Willy Wonka wants to assure the continuation of his chocolate factory upon his demise, but he has no natural heir. So he must go out and "adopt" one. He wants to be sure to choose someone worthy of the task, since the future of the company is as stake. So he arranges for the contest. Through a series of challenges, he will screen out the best candidate.

Charlie is ultimately chosen, but to fulfill the necessary requirements, Willy Wonka would have him abandon everything for his project. Charlies loves his family and cannot leave them in the lurch. Wonka can't understand such family attachments since his own family history is lacking in this domain.

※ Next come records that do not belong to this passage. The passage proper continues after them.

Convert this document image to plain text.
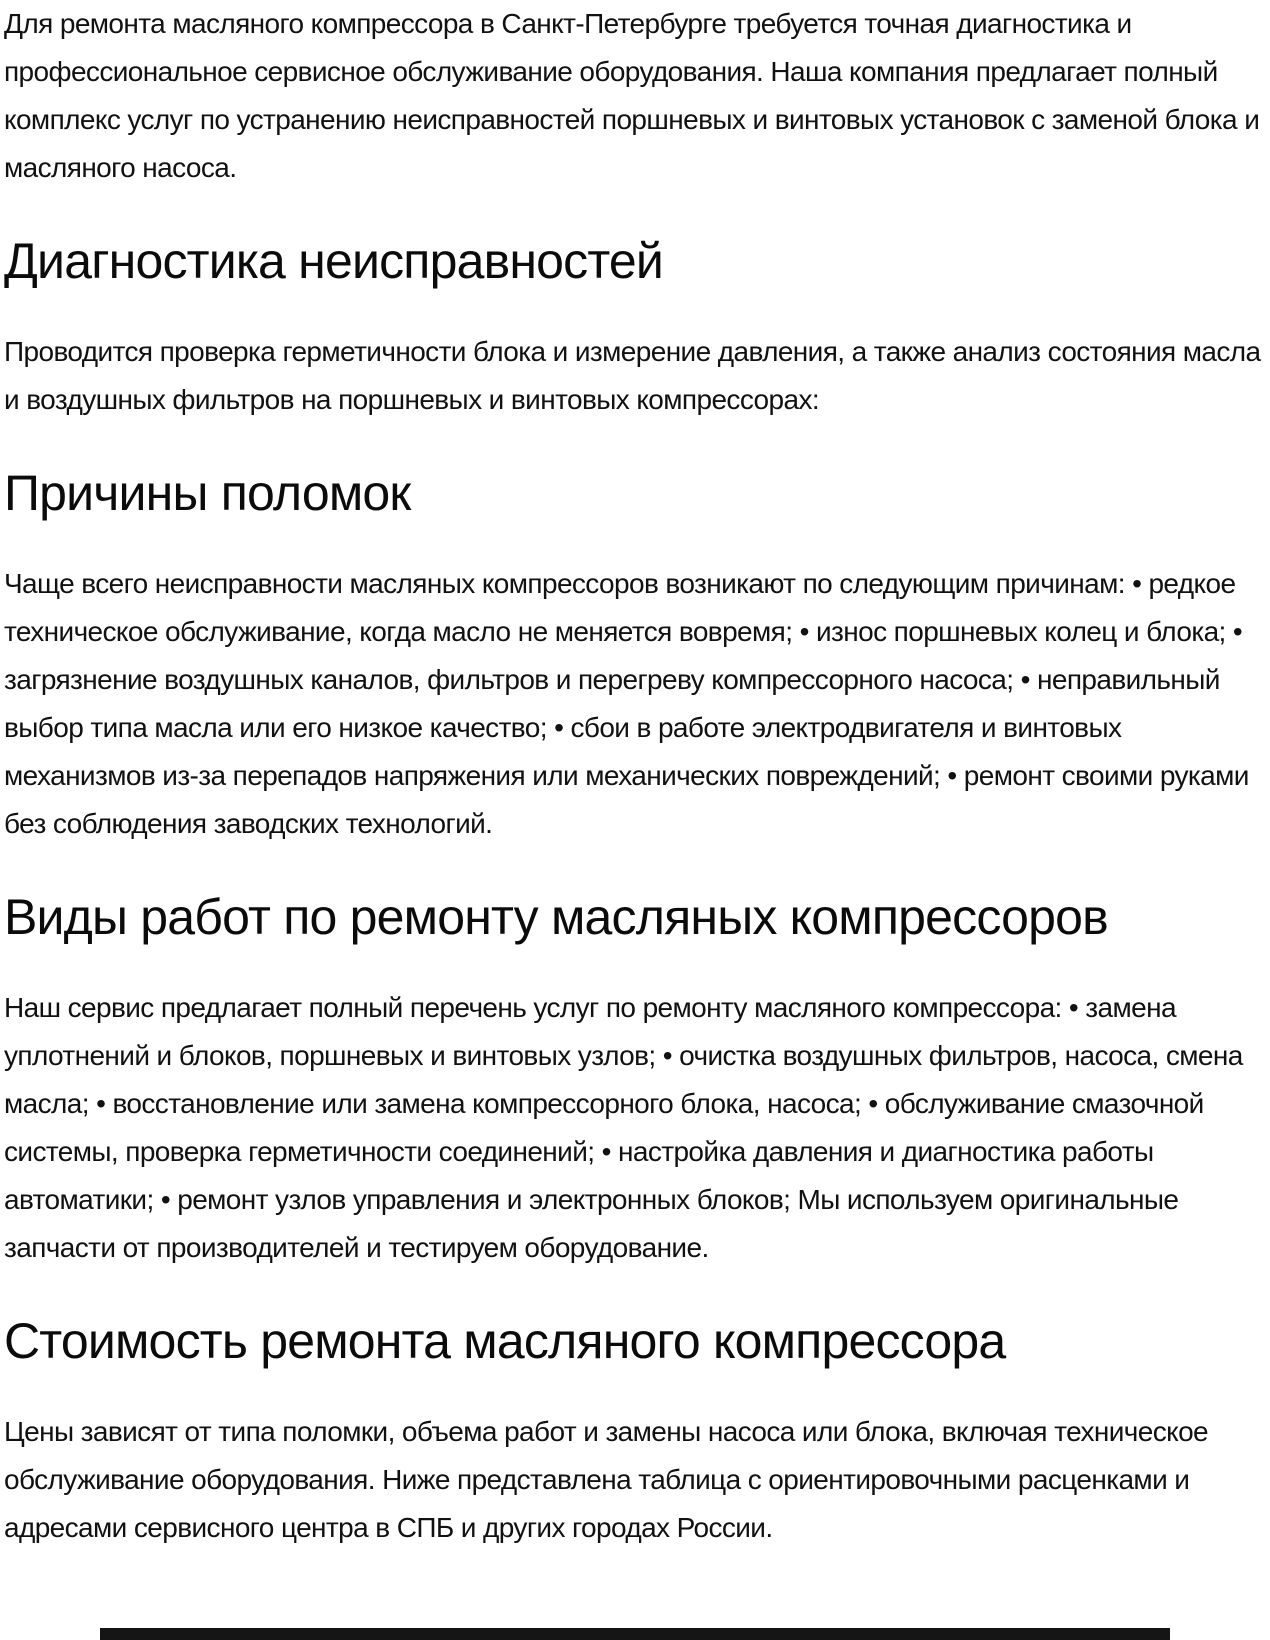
Для ремонта масляного компрессора в Санкт-Петербурге требуется точная диагностика и профессиональное сервисное обслуживание оборудования. Наша компания предлагает полный комплекс услуг по устранению неисправностей поршневых и винтовых установок с заменой блока и масляного насоса.

Диагностика неисправностей

Проводится проверка герметичности блока и измерение давления, а также анализ состояния масла и воздушных фильтров на поршневых и винтовых компрессорах:

Причины поломок

Чаще всего неисправности масляных компрессоров возникают по следующим причинам: • редкое техническое обслуживание, когда масло не меняется вовремя; • износ поршневых колец и блока; • загрязнение воздушных каналов, фильтров и перегреву компрессорного насоса; • неправильный выбор типа масла или его низкое качество; • сбои в работе электродвигателя и винтовых механизмов из-за перепадов напряжения или механических повреждений; • ремонт своими руками без соблюдения заводских технологий.

Виды работ по ремонту масляных компрессоров

Наш сервис предлагает полный перечень услуг по ремонту масляного компрессора: • замена уплотнений и блоков, поршневых и винтовых узлов; • очистка воздушных фильтров, насоса, смена масла; • восстановление или замена компрессорного блока, насоса; • обслуживание смазочной системы, проверка герметичности соединений; • настройка давления и диагностика работы автоматики; • ремонт узлов управления и электронных блоков; Мы используем оригинальные запчасти от производителей и тестируем оборудование.

Стоимость ремонта масляного компрессора

Цены зависят от типа поломки, объема работ и замены насоса или блока, включая техническое обслуживание оборудования. Ниже представлена таблица с ориентировочными расценками и адресами сервисного центра в СПБ и других городах России.
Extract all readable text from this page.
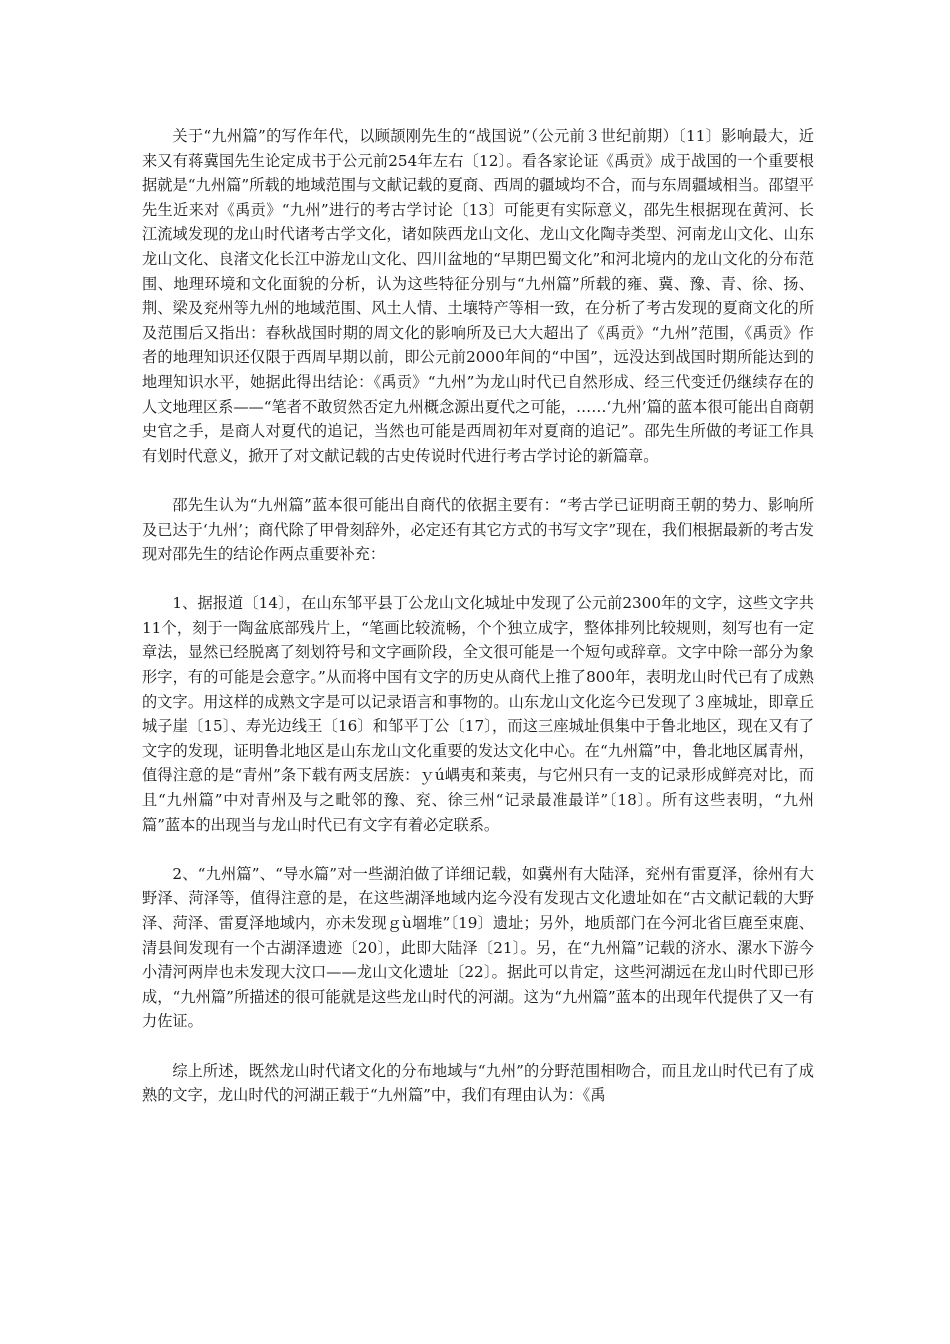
关于“九州篇”的写作年代，以顾颉刚先生的“战国说”（公元前３世纪前期）〔11〕影响最大，近来又有蒋冀国先生论定成书于公元前254年左右〔12〕。看各家论证《禹贡》成于战国的一个重要根据就是“九州篇”所载的地域范围与文献记载的夏商、西周的疆域均不合，而与东周疆域相当。邵望平先生近来对《禹贡》“九州”进行的考古学讨论〔13〕可能更有实际意义，邵先生根据现在黄河、长江流域发现的龙山时代诸考古学文化，诸如陕西龙山文化、龙山文化陶寺类型、河南龙山文化、山东龙山文化、良渚文化长江中游龙山文化、四川盆地的“早期巴蜀文化”和河北境内的龙山文化的分布范围、地理环境和文化面貌的分析，认为这些特征分别与“九州篇”所载的雍、冀、豫、青、徐、扬、荆、梁及兖州等九州的地域范围、风土人情、土壤特产等相一致，在分析了考古发现的夏商文化的所及范围后又指出：春秋战国时期的周文化的影响所及已大大超出了《禹贡》“九州”范围，《禹贡》作者的地理知识还仅限于西周早期以前，即公元前2000年间的“中国”，远没达到战国时期所能达到的地理知识水平，她据此得出结论：《禹贡》“九州”为龙山时代已自然形成、经三代变迁仍继续存在的人文地理区系——“笔者不敢贸然否定九州概念源出夏代之可能，……‘九州’篇的蓝本很可能出自商朝史官之手，是商人对夏代的追记，当然也可能是西周初年对夏商的追记”。邵先生所做的考证工作具有划时代意义，掀开了对文献记载的古史传说时代进行考古学讨论的新篇章。

邵先生认为“九州篇”蓝本很可能出自商代的依据主要有：“考古学已证明商王朝的势力、影响所及已达于‘九州’；商代除了甲骨刻辞外，必定还有其它方式的书写文字”现在，我们根据最新的考古发现对邵先生的结论作两点重要补充：

1、据报道〔14〕，在山东邹平县丁公龙山文化城址中发现了公元前2300年的文字，这些文字共11个，刻于一陶盆底部残片上，“笔画比较流畅，个个独立成字，整体排列比较规则，刻写也有一定章法，显然已经脱离了刻划符号和文字画阶段，全文很可能是一个短句或辞章。文字中除一部分为象形字，有的可能是会意字。”从而将中国有文字的历史从商代上推了800年，表明龙山时代已有了成熟的文字。用这样的成熟文字是可以记录语言和事物的。山东龙山文化迄今已发现了３座城址，即章丘城子崖〔15〕、寿光边线王〔16〕和邹平丁公〔17〕，而这三座城址俱集中于鲁北地区，现在又有了文字的发现，证明鲁北地区是山东龙山文化重要的发达文化中心。在“九州篇”中，鲁北地区属青州，值得注意的是“青州”条下载有两支居族：ｙú嵎夷和莱夷，与它州只有一支的记录形成鲜亮对比，而且“九州篇”中对青州及与之毗邻的豫、兖、徐三州“记录最准最详”〔18〕。所有这些表明，“九州篇”蓝本的出现当与龙山时代已有文字有着必定联系。

2、“九州篇”、“导水篇”对一些湖泊做了详细记载，如冀州有大陆泽，兖州有雷夏泽，徐州有大野泽、菏泽等，值得注意的是，在这些湖泽地域内迄今没有发现古文化遗址如在“古文献记载的大野泽、菏泽、雷夏泽地域内，亦未发现ｇù堌堆”〔19〕遗址；另外，地质部门在今河北省巨鹿至束鹿、清县间发现有一个古湖泽遗迹〔20〕，此即大陆泽〔21〕。另，在“九州篇”记载的济水、漯水下游今小清河两岸也未发现大汶口——龙山文化遗址〔22〕。据此可以肯定，这些河湖远在龙山时代即已形成，“九州篇”所描述的很可能就是这些龙山时代的河湖。这为“九州篇”蓝本的出现年代提供了又一有力佐证。

综上所述，既然龙山时代诸文化的分布地域与“九州”的分野范围相吻合，而且龙山时代已有了成熟的文字，龙山时代的河湖正载于“九州篇”中，我们有理由认为：《禹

The resolution comes when Willy Wonka finally realizes why he feels this way. His father, who was a dentist, treated his own son as an orthodontic "project" instead of a person; it is natural then that Wonka would repeat these same mistakes with Joe as long as these reasons are submerged in his memory.

Willie Wonka's memory is later shaken and he recalls his past. He is more compassionate then towards Charlie, and Charlie is able to "take the reins" of the Wonka business without abandoning his family.

There are other problems which arise, such as Charlie's hestitation to even keep the winning ticket for himself and later the exploitation of the Oompa-Loompas, but the main gist of conflict remains in Wonka's quest for an heir and in Charlie's conflict of loyalties.